Published 16 Oct 2024 in math.OC | (2410.22357v4)

Abstract: This paper studies stochastic minimization of a finite-sum loss $ F (\mathbf{x}) = \frac{1}{N} \sum_{\xi=1}^N f(\mathbf{x};\xi) $. In many real-world scenarios, the Hessian matrix of such objectives exhibits a low-rank structure on a batch of data. At the same time, zeroth-order optimization has gained prominence in important applications such as fine-tuning LLMs. Drawing on these observations, we propose a novel stochastic zeroth-order cubic Newton method that leverages the low-rank Hessian structure via a matrix recovery-based estimation technique. Our method circumvents restrictive incoherence assumptions, enabling accurate Hessian approximation through finite-difference queries.
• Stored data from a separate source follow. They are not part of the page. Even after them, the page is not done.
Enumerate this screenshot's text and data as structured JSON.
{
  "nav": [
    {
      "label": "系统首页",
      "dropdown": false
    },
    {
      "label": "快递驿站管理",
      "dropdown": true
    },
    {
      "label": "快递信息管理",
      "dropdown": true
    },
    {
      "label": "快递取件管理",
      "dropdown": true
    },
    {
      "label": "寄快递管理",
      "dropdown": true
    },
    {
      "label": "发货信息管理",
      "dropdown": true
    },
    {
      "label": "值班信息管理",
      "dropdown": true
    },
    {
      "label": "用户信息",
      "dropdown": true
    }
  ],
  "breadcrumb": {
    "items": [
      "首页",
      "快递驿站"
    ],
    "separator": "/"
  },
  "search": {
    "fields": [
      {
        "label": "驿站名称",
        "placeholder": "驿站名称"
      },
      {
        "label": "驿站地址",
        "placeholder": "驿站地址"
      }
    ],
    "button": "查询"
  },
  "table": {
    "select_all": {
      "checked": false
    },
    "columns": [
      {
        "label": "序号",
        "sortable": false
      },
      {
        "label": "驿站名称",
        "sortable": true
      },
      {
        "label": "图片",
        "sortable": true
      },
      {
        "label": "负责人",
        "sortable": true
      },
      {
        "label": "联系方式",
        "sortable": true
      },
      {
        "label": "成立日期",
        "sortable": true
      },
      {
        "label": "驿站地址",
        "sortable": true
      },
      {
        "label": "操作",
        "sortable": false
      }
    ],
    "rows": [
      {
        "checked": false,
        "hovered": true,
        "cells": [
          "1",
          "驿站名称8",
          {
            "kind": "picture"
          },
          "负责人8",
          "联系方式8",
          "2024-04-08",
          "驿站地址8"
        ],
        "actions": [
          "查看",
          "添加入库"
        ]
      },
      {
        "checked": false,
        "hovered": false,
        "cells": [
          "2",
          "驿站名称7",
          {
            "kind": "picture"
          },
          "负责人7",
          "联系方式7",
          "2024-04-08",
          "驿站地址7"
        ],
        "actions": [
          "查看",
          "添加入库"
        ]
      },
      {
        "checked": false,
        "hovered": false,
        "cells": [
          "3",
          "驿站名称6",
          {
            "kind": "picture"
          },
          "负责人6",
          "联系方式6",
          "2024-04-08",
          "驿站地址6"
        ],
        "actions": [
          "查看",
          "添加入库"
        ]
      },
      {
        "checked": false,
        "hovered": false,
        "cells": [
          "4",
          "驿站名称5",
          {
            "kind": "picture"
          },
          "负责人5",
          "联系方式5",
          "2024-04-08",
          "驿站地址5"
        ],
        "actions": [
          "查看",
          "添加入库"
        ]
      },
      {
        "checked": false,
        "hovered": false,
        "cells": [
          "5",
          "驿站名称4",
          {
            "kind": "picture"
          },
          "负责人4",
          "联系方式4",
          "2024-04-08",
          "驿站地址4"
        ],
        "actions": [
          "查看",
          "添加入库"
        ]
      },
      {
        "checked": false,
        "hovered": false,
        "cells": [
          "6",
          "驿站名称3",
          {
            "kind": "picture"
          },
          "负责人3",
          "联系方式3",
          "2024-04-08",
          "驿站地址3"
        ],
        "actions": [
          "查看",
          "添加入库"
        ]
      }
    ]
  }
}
Theoretically, we establish that for most real-world problems in $\mathbb{R}^n$, $\mathcal{O}\left(\frac{n}{\eta^{{\frac{7}{2}}}\right)+\widetilde{\mathcal{O}}\left(\frac{n²} }{\eta^{{\frac{5}{2}}}\right)$} function evaluations suffice to attain a second-order $\eta$-stationary point with high probability. This represents a significant improvement in dimensional dependence over existing methods. This improvement is mostly due to a new Hessian estimator that achieves superior sample complexity; This new Hessian estimation method might be of separate interest. Numerical experiments on matrix recovery and machine learning tasks validate the efficacy and scalability of our approach.